Language and Task Independent Text Categorization with Simple Language Models
Document Type
Conference Proceeding
Publication Date
2003
Abstract
We present a simple method for language independent and task independent text categorization learning, based on character-level n-gram language models. Our approach uses simple information theoretic principles and achieves effective performance across a variety of languages and tasks without requiring feature selection or extensive pre-processing. To demonstrate the language and task independence of the proposed technique, we present experimental results on several languages--Greek, English, Chinese and Japanese--in several text categorization problems--language identification, authorship attribution, text genre classification, and topic detection. Our experimental results show that the simple approach achieves state of the art performance in each case.
Repository Citation
Peng, F.,
Schuurmans, D.,
& Wang, S.
(2003).

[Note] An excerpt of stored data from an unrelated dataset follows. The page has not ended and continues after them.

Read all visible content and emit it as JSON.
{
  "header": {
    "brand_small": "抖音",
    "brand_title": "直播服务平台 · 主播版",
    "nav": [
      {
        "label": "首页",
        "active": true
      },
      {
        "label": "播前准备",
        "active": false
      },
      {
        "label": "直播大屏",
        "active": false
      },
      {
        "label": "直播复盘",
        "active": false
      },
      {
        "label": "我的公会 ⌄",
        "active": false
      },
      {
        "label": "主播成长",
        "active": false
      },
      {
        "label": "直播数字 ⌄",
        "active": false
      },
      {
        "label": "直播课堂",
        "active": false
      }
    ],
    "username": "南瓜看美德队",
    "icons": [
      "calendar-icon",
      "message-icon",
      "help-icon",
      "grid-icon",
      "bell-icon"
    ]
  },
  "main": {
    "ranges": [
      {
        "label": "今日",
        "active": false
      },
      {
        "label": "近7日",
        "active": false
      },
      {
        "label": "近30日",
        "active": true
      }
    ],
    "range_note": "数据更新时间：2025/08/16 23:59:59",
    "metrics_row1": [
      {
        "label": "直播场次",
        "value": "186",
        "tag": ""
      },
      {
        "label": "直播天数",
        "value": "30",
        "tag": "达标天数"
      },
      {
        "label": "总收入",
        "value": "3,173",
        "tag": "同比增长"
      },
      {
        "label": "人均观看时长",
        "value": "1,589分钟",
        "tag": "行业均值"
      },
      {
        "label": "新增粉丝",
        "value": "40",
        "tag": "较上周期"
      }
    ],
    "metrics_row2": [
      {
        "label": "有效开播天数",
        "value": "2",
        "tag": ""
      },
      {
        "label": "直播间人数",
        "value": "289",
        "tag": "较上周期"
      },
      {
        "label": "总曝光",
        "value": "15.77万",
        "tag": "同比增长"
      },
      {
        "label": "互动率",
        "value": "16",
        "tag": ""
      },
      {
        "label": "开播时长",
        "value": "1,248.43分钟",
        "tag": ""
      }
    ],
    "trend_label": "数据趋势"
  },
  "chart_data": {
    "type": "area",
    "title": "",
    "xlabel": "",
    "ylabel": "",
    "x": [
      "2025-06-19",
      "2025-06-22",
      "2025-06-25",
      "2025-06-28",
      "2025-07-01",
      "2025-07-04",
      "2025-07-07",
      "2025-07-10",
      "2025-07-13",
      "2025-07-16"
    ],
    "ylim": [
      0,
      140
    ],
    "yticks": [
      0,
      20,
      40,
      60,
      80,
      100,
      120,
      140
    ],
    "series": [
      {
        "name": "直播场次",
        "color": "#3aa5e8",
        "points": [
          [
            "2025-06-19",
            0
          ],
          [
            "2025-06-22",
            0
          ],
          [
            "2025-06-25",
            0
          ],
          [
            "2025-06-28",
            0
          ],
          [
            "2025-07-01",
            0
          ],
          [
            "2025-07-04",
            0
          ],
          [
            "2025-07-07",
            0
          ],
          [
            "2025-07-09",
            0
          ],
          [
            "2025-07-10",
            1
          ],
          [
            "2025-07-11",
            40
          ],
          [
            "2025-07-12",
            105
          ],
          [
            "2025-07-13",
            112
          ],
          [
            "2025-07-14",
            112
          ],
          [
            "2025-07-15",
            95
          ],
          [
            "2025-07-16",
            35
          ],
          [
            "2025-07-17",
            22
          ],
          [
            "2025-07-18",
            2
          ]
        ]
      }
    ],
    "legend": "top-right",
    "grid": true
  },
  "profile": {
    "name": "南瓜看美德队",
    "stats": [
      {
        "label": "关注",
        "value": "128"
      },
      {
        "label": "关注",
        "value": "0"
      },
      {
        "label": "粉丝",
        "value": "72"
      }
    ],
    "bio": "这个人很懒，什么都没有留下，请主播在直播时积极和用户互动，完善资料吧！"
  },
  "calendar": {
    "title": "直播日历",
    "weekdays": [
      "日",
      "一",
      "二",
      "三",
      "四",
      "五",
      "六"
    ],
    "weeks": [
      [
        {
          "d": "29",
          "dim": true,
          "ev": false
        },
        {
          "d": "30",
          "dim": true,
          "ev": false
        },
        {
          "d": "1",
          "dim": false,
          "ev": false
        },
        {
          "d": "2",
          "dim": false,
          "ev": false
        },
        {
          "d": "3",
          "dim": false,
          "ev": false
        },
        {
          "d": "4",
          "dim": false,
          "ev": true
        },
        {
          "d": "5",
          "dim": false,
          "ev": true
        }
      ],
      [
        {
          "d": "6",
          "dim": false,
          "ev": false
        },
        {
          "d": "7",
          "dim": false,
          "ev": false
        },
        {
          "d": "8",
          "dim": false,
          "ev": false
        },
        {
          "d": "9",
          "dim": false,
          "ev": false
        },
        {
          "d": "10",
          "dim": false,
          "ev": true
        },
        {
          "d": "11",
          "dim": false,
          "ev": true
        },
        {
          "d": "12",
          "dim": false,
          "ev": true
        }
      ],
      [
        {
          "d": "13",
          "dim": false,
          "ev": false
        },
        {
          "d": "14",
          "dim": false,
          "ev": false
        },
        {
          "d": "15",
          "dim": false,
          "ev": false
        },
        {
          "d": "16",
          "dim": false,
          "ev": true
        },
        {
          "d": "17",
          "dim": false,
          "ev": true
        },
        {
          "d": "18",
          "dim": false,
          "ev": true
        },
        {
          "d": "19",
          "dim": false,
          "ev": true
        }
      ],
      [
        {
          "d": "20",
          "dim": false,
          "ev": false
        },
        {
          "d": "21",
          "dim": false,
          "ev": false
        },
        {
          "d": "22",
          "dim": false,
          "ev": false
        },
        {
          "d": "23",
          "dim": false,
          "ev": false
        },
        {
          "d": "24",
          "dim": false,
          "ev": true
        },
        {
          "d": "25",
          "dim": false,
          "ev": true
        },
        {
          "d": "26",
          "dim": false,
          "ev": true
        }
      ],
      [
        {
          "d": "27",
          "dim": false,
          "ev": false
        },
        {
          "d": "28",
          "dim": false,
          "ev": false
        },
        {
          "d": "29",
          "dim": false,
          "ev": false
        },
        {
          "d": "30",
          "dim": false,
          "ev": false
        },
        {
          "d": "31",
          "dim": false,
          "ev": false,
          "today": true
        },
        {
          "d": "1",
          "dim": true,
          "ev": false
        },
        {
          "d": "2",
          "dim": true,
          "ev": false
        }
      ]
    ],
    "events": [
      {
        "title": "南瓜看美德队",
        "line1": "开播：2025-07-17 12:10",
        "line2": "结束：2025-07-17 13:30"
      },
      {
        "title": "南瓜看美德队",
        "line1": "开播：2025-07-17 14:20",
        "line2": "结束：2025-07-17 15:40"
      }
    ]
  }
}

Language and Task Independent Text Categorization with Simple Language Models. Proceedings of the 2003 Conference of the North American Chapter of the Association for Computational Linguistics on Human Language Technology, 1, 110-117.
https://corescholar.libraries.wright.edu/knoesis/1019
DOI
10.3115/1073445.1073470
Comments
Presented at the Conference of the North American Chapter of the Association for Computational Linguistics on Human Language Technology, Edmonton, Alberta, Canada, May 27-June 1, 2003.